O Fundo Garantidor de Créditos (FGC) informou nesta terça-feira (14) que ainda possui R$ 1,83 bilhão parado, sem correção monetária, aguardando resgate por investidores e correntistas do conglomerado Master e do banco Pleno. O processo de resgate para pessoas físicas é realizado pelo aplicativo do FGC.
A entidade orienta que os beneficiários mantenham as notificações do aplicativo ativas para serem informados sobre eventuais ações necessárias para dar continuidade ao processo.
Em relação aos bancos Master, Master de Investimento e Letsbank, já foram pagos R$ 40,03 bilhões em garantias, o que corresponde a 98,54% do montante total estimado para pagamento. Ainda faltam R$ 590 milhões. Cerca de 718,1 mil credores já receberam os recursos, equivalente a 93,72% do total previsto.

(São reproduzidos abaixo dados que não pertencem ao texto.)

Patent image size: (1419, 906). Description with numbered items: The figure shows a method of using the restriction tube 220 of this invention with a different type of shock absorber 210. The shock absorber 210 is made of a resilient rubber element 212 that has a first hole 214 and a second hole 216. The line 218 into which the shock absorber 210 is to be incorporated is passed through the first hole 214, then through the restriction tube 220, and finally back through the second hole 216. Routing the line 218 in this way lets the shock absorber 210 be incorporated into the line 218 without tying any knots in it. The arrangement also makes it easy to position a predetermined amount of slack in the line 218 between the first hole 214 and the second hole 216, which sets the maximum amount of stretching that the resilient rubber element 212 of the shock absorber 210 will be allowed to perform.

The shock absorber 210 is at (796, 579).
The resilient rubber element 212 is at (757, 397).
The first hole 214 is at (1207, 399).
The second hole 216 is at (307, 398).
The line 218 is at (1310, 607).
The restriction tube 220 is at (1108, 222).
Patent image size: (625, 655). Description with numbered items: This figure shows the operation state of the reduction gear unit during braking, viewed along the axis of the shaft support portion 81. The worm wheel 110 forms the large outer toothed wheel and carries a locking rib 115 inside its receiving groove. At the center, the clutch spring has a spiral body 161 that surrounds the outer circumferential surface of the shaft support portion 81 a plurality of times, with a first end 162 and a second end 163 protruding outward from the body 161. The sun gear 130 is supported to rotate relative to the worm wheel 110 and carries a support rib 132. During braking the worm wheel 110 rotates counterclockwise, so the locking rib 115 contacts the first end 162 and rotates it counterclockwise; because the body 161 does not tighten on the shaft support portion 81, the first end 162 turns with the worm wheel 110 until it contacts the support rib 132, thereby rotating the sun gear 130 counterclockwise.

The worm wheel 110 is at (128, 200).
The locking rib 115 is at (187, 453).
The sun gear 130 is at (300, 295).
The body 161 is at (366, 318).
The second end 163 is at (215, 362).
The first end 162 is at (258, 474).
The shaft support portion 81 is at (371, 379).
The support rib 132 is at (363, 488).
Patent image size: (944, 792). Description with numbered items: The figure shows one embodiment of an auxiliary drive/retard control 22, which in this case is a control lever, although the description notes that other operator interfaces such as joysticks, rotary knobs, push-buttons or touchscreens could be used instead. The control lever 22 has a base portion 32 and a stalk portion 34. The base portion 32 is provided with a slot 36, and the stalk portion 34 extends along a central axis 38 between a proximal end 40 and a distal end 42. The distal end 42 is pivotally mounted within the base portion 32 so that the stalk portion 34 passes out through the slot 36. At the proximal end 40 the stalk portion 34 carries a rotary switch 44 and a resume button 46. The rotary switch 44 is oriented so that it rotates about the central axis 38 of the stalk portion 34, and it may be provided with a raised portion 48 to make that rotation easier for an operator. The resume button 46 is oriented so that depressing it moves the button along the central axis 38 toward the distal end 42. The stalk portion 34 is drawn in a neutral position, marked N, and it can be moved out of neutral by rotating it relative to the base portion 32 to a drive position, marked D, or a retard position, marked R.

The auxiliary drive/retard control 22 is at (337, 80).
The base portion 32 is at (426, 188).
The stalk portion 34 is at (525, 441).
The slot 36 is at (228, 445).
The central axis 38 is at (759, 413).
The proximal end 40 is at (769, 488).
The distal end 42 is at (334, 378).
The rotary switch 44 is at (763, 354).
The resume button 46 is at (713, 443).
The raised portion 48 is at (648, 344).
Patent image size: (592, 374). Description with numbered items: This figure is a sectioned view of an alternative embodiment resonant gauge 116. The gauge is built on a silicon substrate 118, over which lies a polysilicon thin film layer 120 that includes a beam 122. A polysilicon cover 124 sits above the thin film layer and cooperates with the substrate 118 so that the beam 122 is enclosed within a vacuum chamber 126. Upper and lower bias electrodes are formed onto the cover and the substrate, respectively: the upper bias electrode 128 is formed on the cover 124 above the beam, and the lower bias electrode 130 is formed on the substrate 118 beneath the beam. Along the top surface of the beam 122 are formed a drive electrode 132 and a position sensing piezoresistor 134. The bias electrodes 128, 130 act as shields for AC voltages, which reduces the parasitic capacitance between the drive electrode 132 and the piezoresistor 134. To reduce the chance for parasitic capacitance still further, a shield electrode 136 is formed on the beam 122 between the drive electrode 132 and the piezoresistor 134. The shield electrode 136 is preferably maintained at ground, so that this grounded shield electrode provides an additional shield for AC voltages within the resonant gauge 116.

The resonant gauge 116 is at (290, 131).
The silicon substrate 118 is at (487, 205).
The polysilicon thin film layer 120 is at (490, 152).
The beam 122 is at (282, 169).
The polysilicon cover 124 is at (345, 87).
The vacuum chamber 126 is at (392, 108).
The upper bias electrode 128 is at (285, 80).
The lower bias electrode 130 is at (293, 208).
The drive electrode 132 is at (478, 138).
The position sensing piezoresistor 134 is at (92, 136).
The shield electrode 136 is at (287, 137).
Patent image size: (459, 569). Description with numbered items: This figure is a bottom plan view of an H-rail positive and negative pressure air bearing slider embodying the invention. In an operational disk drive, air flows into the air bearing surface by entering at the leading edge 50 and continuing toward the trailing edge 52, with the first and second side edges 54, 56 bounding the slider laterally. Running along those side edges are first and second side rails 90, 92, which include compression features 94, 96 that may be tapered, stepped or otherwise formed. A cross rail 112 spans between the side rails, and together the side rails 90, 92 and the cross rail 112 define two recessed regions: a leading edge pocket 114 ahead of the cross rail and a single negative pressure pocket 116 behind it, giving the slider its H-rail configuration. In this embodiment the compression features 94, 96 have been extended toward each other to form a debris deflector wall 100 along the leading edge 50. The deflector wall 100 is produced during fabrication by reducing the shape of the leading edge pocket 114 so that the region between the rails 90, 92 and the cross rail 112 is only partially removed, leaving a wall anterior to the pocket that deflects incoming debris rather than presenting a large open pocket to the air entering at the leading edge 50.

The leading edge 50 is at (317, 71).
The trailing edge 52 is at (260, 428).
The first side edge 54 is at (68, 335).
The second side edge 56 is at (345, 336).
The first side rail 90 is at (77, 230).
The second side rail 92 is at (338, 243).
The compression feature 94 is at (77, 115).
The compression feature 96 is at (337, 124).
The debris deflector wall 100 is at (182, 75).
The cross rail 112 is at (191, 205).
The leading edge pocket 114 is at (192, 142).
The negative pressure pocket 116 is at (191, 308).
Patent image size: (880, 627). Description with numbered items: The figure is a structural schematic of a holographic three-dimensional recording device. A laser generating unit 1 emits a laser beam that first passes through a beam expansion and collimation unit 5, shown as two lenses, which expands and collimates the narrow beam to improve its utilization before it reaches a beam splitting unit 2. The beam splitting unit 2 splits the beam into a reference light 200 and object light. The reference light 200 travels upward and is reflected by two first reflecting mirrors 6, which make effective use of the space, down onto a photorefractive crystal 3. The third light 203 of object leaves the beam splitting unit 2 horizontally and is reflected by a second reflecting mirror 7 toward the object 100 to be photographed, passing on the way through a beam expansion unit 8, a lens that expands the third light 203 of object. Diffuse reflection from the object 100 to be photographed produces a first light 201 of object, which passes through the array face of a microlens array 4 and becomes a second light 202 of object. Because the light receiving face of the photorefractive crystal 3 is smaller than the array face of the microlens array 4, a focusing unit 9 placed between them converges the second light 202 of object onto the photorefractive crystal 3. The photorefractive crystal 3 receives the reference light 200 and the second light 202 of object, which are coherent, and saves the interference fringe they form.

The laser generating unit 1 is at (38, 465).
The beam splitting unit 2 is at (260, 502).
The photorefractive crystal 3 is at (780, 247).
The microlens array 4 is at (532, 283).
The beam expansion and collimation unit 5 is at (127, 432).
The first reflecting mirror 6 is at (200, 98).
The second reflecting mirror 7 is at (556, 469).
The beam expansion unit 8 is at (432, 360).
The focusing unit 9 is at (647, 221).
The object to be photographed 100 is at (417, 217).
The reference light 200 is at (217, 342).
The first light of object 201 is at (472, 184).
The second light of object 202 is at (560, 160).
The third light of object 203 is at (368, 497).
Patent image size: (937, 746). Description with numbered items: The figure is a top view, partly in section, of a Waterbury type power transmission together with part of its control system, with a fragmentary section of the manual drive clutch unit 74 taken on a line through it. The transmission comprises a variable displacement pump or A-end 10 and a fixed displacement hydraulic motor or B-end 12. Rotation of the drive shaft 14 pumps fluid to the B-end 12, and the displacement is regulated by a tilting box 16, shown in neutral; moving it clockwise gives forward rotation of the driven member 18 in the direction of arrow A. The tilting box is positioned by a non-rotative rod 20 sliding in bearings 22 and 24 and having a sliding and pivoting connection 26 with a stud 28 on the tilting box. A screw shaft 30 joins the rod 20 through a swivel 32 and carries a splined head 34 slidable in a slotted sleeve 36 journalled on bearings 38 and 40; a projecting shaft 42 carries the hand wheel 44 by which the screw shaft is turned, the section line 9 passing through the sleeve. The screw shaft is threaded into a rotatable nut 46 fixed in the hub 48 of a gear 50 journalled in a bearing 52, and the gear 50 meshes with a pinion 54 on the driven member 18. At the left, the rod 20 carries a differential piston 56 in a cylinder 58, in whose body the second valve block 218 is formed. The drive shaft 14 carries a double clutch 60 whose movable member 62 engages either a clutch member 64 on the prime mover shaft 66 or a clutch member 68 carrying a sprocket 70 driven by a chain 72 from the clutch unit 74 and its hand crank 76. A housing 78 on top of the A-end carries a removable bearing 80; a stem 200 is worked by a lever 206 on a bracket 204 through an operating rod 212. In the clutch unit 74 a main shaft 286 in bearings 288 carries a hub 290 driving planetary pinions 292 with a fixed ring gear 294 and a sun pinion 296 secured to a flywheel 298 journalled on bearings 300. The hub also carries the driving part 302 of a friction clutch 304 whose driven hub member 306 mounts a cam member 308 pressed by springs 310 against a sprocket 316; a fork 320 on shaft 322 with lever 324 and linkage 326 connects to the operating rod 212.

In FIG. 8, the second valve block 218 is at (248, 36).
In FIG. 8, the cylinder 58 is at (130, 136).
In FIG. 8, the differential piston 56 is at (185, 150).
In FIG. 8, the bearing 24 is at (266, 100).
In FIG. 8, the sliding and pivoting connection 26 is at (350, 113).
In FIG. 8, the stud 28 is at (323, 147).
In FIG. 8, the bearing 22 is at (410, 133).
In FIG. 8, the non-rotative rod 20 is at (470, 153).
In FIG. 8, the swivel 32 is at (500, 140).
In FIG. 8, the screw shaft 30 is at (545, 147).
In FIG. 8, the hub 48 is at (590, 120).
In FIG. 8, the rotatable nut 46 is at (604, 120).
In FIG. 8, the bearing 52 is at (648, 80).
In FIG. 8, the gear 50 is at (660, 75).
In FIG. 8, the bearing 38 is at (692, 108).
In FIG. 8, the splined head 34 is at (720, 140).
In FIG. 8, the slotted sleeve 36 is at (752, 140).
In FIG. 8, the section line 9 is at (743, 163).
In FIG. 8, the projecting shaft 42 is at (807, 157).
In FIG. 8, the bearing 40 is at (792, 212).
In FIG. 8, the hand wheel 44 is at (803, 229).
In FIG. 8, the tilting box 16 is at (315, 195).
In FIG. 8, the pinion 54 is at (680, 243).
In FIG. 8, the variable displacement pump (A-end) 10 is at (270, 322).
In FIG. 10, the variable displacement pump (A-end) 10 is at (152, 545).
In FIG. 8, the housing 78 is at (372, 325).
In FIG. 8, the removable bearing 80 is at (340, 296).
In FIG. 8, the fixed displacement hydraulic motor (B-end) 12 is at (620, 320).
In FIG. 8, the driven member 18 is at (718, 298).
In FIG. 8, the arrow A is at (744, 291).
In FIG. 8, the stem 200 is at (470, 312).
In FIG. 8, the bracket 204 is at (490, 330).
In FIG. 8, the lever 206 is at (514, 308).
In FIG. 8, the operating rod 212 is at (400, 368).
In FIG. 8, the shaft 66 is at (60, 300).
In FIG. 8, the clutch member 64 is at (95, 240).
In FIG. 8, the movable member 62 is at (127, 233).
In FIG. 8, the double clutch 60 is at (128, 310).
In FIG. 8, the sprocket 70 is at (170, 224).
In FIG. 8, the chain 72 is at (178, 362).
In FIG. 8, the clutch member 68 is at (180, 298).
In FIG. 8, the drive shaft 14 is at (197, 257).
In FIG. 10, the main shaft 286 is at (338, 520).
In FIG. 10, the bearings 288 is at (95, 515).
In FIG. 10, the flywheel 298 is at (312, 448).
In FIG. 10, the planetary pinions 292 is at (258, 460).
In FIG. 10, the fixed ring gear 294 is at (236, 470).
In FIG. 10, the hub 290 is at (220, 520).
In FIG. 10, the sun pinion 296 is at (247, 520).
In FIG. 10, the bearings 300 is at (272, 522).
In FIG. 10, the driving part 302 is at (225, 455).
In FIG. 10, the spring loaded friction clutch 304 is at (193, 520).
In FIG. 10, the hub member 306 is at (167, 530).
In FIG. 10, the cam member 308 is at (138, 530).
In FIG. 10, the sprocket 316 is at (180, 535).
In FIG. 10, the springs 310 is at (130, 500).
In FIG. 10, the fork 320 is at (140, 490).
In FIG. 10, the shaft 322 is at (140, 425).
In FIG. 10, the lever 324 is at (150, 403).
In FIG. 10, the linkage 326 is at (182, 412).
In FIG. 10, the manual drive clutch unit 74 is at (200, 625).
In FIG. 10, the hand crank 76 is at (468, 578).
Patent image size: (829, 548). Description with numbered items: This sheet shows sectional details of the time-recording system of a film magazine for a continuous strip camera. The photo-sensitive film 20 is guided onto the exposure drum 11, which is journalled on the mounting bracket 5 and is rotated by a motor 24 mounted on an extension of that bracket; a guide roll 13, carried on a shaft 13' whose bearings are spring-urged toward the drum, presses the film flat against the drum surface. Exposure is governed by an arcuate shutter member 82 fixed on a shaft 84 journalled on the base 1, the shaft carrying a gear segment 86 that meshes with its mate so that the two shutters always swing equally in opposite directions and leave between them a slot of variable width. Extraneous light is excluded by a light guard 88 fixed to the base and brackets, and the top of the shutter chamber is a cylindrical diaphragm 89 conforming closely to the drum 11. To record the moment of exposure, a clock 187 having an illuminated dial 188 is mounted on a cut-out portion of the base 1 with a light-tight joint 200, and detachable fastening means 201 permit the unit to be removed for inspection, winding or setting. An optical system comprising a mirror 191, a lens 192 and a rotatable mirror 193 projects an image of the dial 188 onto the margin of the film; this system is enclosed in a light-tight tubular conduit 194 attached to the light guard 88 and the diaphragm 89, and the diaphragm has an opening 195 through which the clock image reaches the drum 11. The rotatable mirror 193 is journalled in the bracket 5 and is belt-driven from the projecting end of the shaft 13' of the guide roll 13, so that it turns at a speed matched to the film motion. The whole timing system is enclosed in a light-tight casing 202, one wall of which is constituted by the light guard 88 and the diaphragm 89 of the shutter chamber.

No Will Bank, já foram pagos R$ 5,75 bilhões, representando 94,69% do montante estimado. Restam R$ 950 milhões em potenciais reembolsos. Cerca de 276,8 mil credores do Will já receberam os valores, o que corresponde a 88,73% do total previsto. Além da antecipação dos pagamentos, clientes do Will Bank continuam recebendo valores referentes a depósitos em conta de pagamento, feitos por meio de moeda eletrônica.
Quanto ao banco Pleno (ex-Voiter), que se separou do conglomerado Master antes de ser liquidado, o FGC já pagou R$ 4,5 bilhões, o equivalente a 93,93% do montante estimado. Restam R$ 290 milhões. Cerca de 135,2 mil credores já receberam os valores, correspondente a 88,97% do total previsto.
O montante ainda não depositado está reservado desde a liquidação da instituição, sem correção pela inflação. Quanto mais os beneficiários demorarem a requisitar o reembolso, maior será o prejuízo.
Censo do FGC
O FGC também divulgou um balanço com dados de abril sobre todos os valores elegíveis e cobertos pela garantia do sistema bancário nacional, como depósitos à vista e a prazo (RDB, CDB, poupança e Letras de Câmbio). Ao todo, são R$ 5,58 trilhões elegíveis a garantias, um crescimento de 1% (R$ 55,4 bilhões) em relação a março.
Para elaborar o censo, cada instituição associada ao FGC consolida os dados de seus clientes por CPF e CNPJ e os envia ao fundo sem identificação. O FGC agrupa as informações de todas as instituições. Se uma pessoa tiver mais de uma conta ou investimentos em mais de uma instituição, ela pode ser contada mais de uma vez, o que tende a inflar o resultado final.
Considerando os limites regulamentares, como o valor de até R$ 250 mil por CPF ou CNPJ e por instituição financeira ou conglomerado, o saldo dos depósitos cobertos pela garantia do FGC cai para R$ 2,684 trilhões.
Ao fim de 2025, o patrimônio líquido do fundo era de R$ 123,2 bilhões, uma queda de 12,25% em relação aos R$ 140,4 bilhões de 2024, antes da onda de liquidações envolvendo o Banco Master.
O que é o FGC
O FGC protege investidores contra a falência de instituições financeiras autorizadas pelo Banco Central a funcionar no Brasil. O fundo foi criado em 1995, após autorização do Conselho Monetário Nacional (CMN), em meio à crise bancária que levou diversos bancos à falência. Seu objetivo é garantir depósitos e investimentos até R$ 250 mil por CPF ou CNPJ e conferir estabilidade ao sistema financeiro.
São garantidos pelo FGC: depósitos à vista ou sacáveis mediante aviso prévio; poupança; depósitos a prazo, com ou sem certificado, como CDB e RDB; depósitos em contas de pagamento de salários; Letras de Câmbio (LC); Letras Hipotecárias (LH); Letras de Crédito Imobiliário (LCI); Letras de Crédito do Agronegócio (LCA); Letras de Crédito do Desenvolvimento (LCD); e operações compromissadas com títulos emitidos por empresa ligada.